The glory of the present system is that it allows voters the exquisite sensation of kicking the bastards out, in general and in particular. It allows them to discriminate between their potential leaders as individuals rather than having a bunch of nodding donkeys imposed upon them via some party list. Unnoticed by some voters, we have already adopted a form of PR — in European elec tions. And to judge by the dismal turnout in 2004, PR has done absolutely nothing to dispel apathy. On the contrary, it has weakened interest in the elections by putting faceless political parties on the ballot paper rather than human beings. How many Britons can name a single MEP who theoretically represents them in their giant, regional constituency?
The best advertisement for a first-past-thepost system was there to be seen on the stage of that dismal town hall in Blaenau Gwent, where Labour voters spurned the official party candidate, Maggie Jones, in protest that she had been forced upon the constituency by a women-only shortlist drawn up at Labour party HQ. It goes without saying that under a PR system Maggie Jones, and not the ex-Labour rebel Peter Law, would this week be settling behind a new desk at the House of Commons. It would have been just the same with Neil Hamilton in Tatton and Michael Portillo in Enfield Southgate in 1997: they, too, would have slipped through on a party list, evading the popular revolt against sleaze and complacency.

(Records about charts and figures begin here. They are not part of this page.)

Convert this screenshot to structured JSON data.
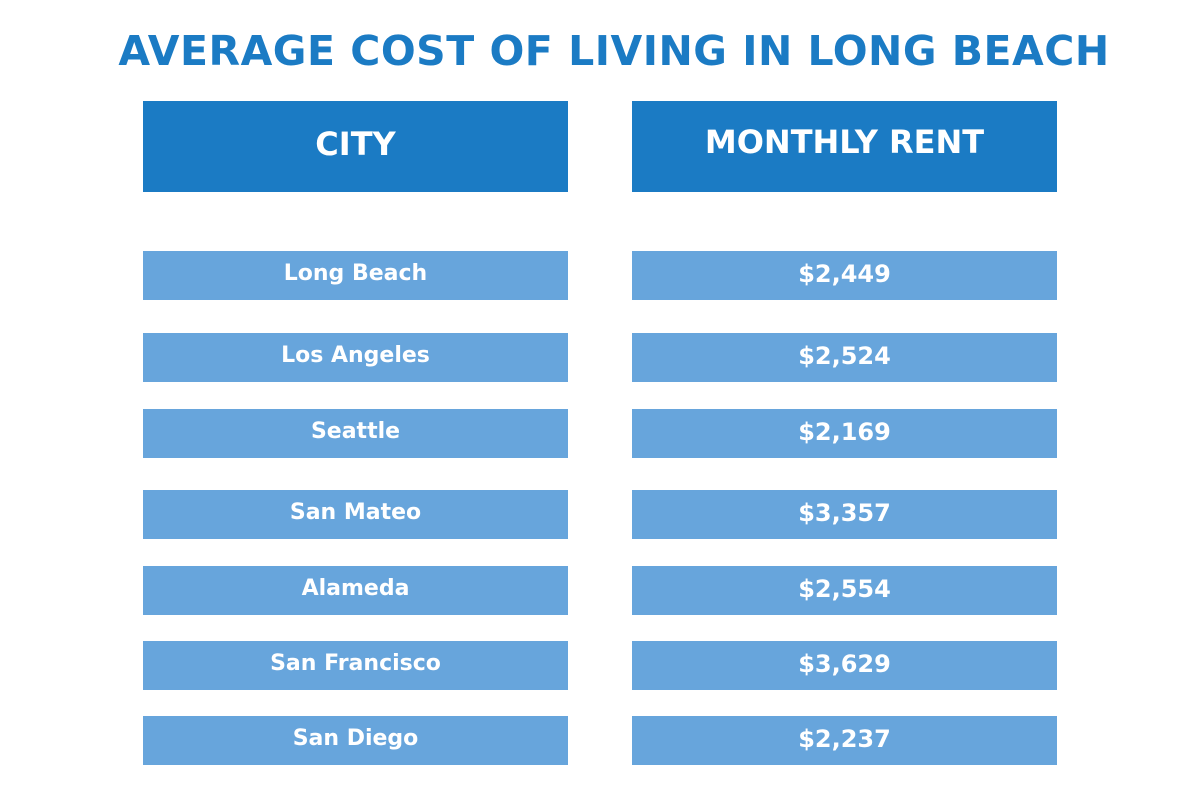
{
  "chart_data": {
    "type": "table",
    "title": "AVERAGE COST OF LIVING IN LONG BEACH",
    "columns": [
      "CITY",
      "MONTHLY RENT"
    ],
    "rows": [
      {
        "city": "Long Beach",
        "rent": "$2,449"
      },
      {
        "city": "Los Angeles",
        "rent": "$2,524"
      },
      {
        "city": "Seattle",
        "rent": "$2,169"
      },
      {
        "city": "San Mateo",
        "rent": "$3,357"
      },
      {
        "city": "Alameda",
        "rent": "$2,554"
      },
      {
        "city": "San Francisco",
        "rent": "$3,629"
      },
      {
        "city": "San Diego",
        "rent": "$2,237"
      }
    ]
  },
  "colors": {
    "title": "#1b7bc4",
    "header_bg": "#1b7bc4",
    "row_bg": "#67a5dc",
    "text_on_fill": "#ffffff"
  }
}
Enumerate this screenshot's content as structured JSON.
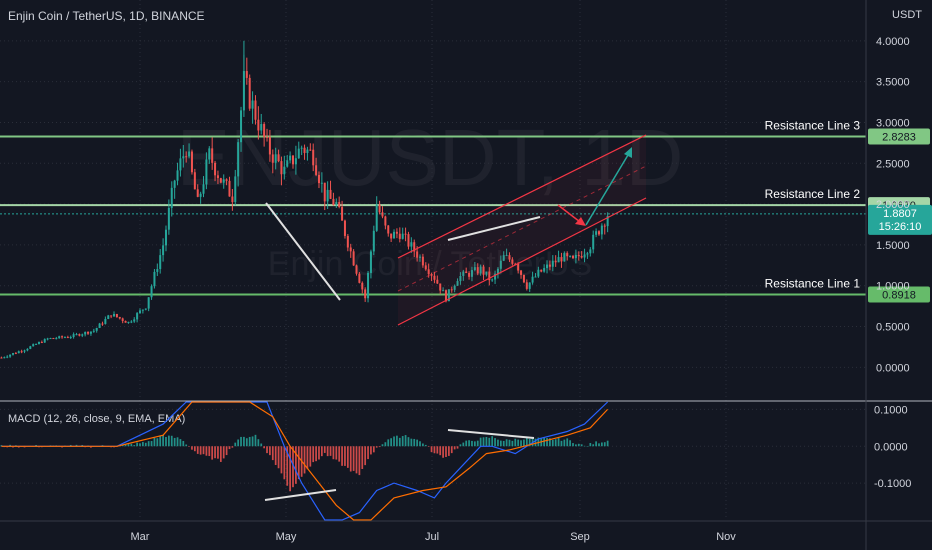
{
  "header": {
    "title": "Enjin Coin / TetherUS, 1D, BINANCE",
    "unit": "USDT",
    "macd_label": "MACD (12, 26, close, 9, EMA, EMA)"
  },
  "watermark": {
    "symbol": "ENJUSDT, 1D",
    "name": "Enjin Coin / TetherUS"
  },
  "chart_data": {
    "type": "candlestick",
    "exchange": "BINANCE",
    "price_axis": {
      "ticks": [
        "4.0000",
        "3.5000",
        "3.0000",
        "2.5000",
        "2.0000",
        "1.5000",
        "1.0000",
        "0.5000",
        "0.0000"
      ],
      "values": [
        4.0,
        3.5,
        3.0,
        2.5,
        2.0,
        1.5,
        1.0,
        0.5,
        0.0
      ],
      "range": [
        -0.4,
        4.5
      ]
    },
    "macd_axis": {
      "ticks": [
        "0.1000",
        "0.0000",
        "-0.1000"
      ],
      "values": [
        0.1,
        0.0,
        -0.1
      ],
      "range": [
        -0.2,
        0.12
      ]
    },
    "time_axis": {
      "ticks": [
        "Mar",
        "May",
        "Jul",
        "Sep",
        "Nov"
      ]
    },
    "horizontal_levels": [
      {
        "name": "Resistance Line 3",
        "value": 2.8283,
        "tag": "2.8283",
        "color": "#81c784"
      },
      {
        "name": "Resistance Line 2",
        "value": 1.987,
        "tag": "1.9870",
        "color": "#a5d6a7"
      },
      {
        "name": "Resistance Line 1",
        "value": 0.8918,
        "tag": "0.8918",
        "color": "#66bb6a"
      }
    ],
    "last_price": {
      "value": 1.8807,
      "tag": "1.8807",
      "countdown": "15:26:10",
      "color": "#26a69a"
    },
    "anchors": [
      [
        0,
        0.12
      ],
      [
        8,
        0.22
      ],
      [
        16,
        0.35
      ],
      [
        24,
        0.38
      ],
      [
        32,
        0.45
      ],
      [
        38,
        0.65
      ],
      [
        44,
        0.55
      ],
      [
        50,
        0.75
      ],
      [
        56,
        1.5
      ],
      [
        60,
        2.3
      ],
      [
        64,
        2.7
      ],
      [
        68,
        2.0
      ],
      [
        72,
        2.6
      ],
      [
        76,
        2.3
      ],
      [
        80,
        2.1
      ],
      [
        84,
        3.5
      ],
      [
        88,
        3.1
      ],
      [
        92,
        2.7
      ],
      [
        98,
        2.4
      ],
      [
        104,
        2.7
      ],
      [
        108,
        2.6
      ],
      [
        112,
        2.1
      ],
      [
        116,
        2.0
      ],
      [
        122,
        1.3
      ],
      [
        126,
        0.85
      ],
      [
        130,
        2.0
      ],
      [
        134,
        1.6
      ],
      [
        138,
        1.65
      ],
      [
        146,
        1.3
      ],
      [
        150,
        1.1
      ],
      [
        154,
        0.85
      ],
      [
        158,
        1.1
      ],
      [
        166,
        1.2
      ],
      [
        170,
        1.05
      ],
      [
        174,
        1.35
      ],
      [
        178,
        1.3
      ],
      [
        182,
        1.0
      ],
      [
        186,
        1.15
      ],
      [
        194,
        1.35
      ],
      [
        198,
        1.3
      ],
      [
        204,
        1.5
      ],
      [
        210,
        1.88
      ]
    ],
    "macd_hist": [
      [
        0,
        0.0
      ],
      [
        20,
        0.0
      ],
      [
        40,
        0.0
      ],
      [
        50,
        0.01
      ],
      [
        56,
        0.03
      ],
      [
        62,
        0.02
      ],
      [
        68,
        -0.02
      ],
      [
        76,
        -0.04
      ],
      [
        82,
        0.02
      ],
      [
        88,
        0.03
      ],
      [
        96,
        -0.06
      ],
      [
        100,
        -0.12
      ],
      [
        106,
        -0.06
      ],
      [
        112,
        -0.02
      ],
      [
        118,
        -0.05
      ],
      [
        124,
        -0.08
      ],
      [
        128,
        -0.02
      ],
      [
        134,
        0.02
      ],
      [
        140,
        0.03
      ],
      [
        146,
        0.01
      ],
      [
        150,
        -0.02
      ],
      [
        154,
        -0.03
      ],
      [
        160,
        0.01
      ],
      [
        166,
        0.02
      ],
      [
        170,
        0.025
      ],
      [
        174,
        0.015
      ],
      [
        180,
        0.02
      ],
      [
        188,
        0.02
      ],
      [
        196,
        0.018
      ],
      [
        202,
        0.0
      ],
      [
        206,
        0.01
      ],
      [
        210,
        0.015
      ]
    ],
    "macd_line": [
      [
        0,
        0.0
      ],
      [
        40,
        0.0
      ],
      [
        56,
        0.06
      ],
      [
        64,
        0.2
      ],
      [
        76,
        0.2
      ],
      [
        84,
        0.25
      ],
      [
        92,
        0.12
      ],
      [
        98,
        0.0
      ],
      [
        104,
        -0.1
      ],
      [
        112,
        -0.2
      ],
      [
        118,
        -0.3
      ],
      [
        124,
        -0.18
      ],
      [
        130,
        -0.12
      ],
      [
        136,
        -0.1
      ],
      [
        144,
        -0.12
      ],
      [
        150,
        -0.14
      ],
      [
        154,
        -0.1
      ],
      [
        160,
        -0.05
      ],
      [
        166,
        0.0
      ],
      [
        170,
        0.0
      ],
      [
        178,
        -0.02
      ],
      [
        186,
        0.02
      ],
      [
        196,
        0.04
      ],
      [
        202,
        0.06
      ],
      [
        210,
        0.12
      ]
    ],
    "signal_line": [
      [
        0,
        0.0
      ],
      [
        40,
        0.0
      ],
      [
        56,
        0.03
      ],
      [
        66,
        0.12
      ],
      [
        76,
        0.16
      ],
      [
        86,
        0.18
      ],
      [
        94,
        0.08
      ],
      [
        100,
        0.0
      ],
      [
        108,
        -0.08
      ],
      [
        116,
        -0.16
      ],
      [
        122,
        -0.22
      ],
      [
        128,
        -0.2
      ],
      [
        136,
        -0.14
      ],
      [
        146,
        -0.12
      ],
      [
        154,
        -0.11
      ],
      [
        162,
        -0.06
      ],
      [
        168,
        -0.02
      ],
      [
        176,
        -0.01
      ],
      [
        186,
        0.01
      ],
      [
        196,
        0.03
      ],
      [
        204,
        0.05
      ],
      [
        210,
        0.1
      ]
    ]
  },
  "colors": {
    "bg": "#131722",
    "up": "#26a69a",
    "down": "#ef5350",
    "macd": "#2962ff",
    "signal": "#ff6d00",
    "channel": "#f23645"
  }
}
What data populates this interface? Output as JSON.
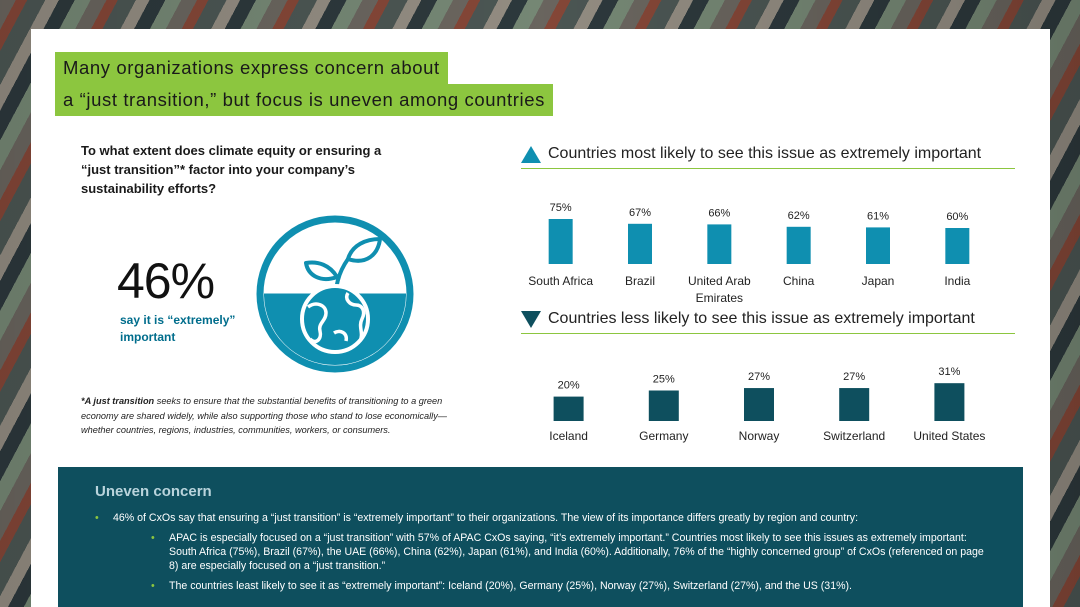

What chance would Richard Taylor, the Save Kidderminster Hospital candidate who was elected in 2001 for Wyre Forest and reelected this time, have had under a PR system? None at all, unless the ‘Save Kidderminster Hospital’ party improbably managed to get itself on the ballot paper from Penzance to Wick. Under PR, what possibility would Reg Keys, the independent candidate in Sedgefield, have had of berating Tony Blair, live at his count, over his misleading the country about the threat from Saddam Hussein? Again, none at all. Mr Keys’s dignified protest campaign, inspired by the death of his son Tom, would have been lost among the champagne-popping celebrations of spotty Labour party workers handpicked by Mr Blair to serve the giant constituency of the North-East.
The Conservative party has an important campaign to wage with the Boundary Commission over the next four years, fighting ward by ward, street by street, to eliminate Labour’s rotten boroughs. But to lend support to PR will win them neither power nor public approval. Quite the opposite: PR would merely harden feelings against the political establishment, who would rightly be accused of seeking to insulate themselves from the judgment of the people.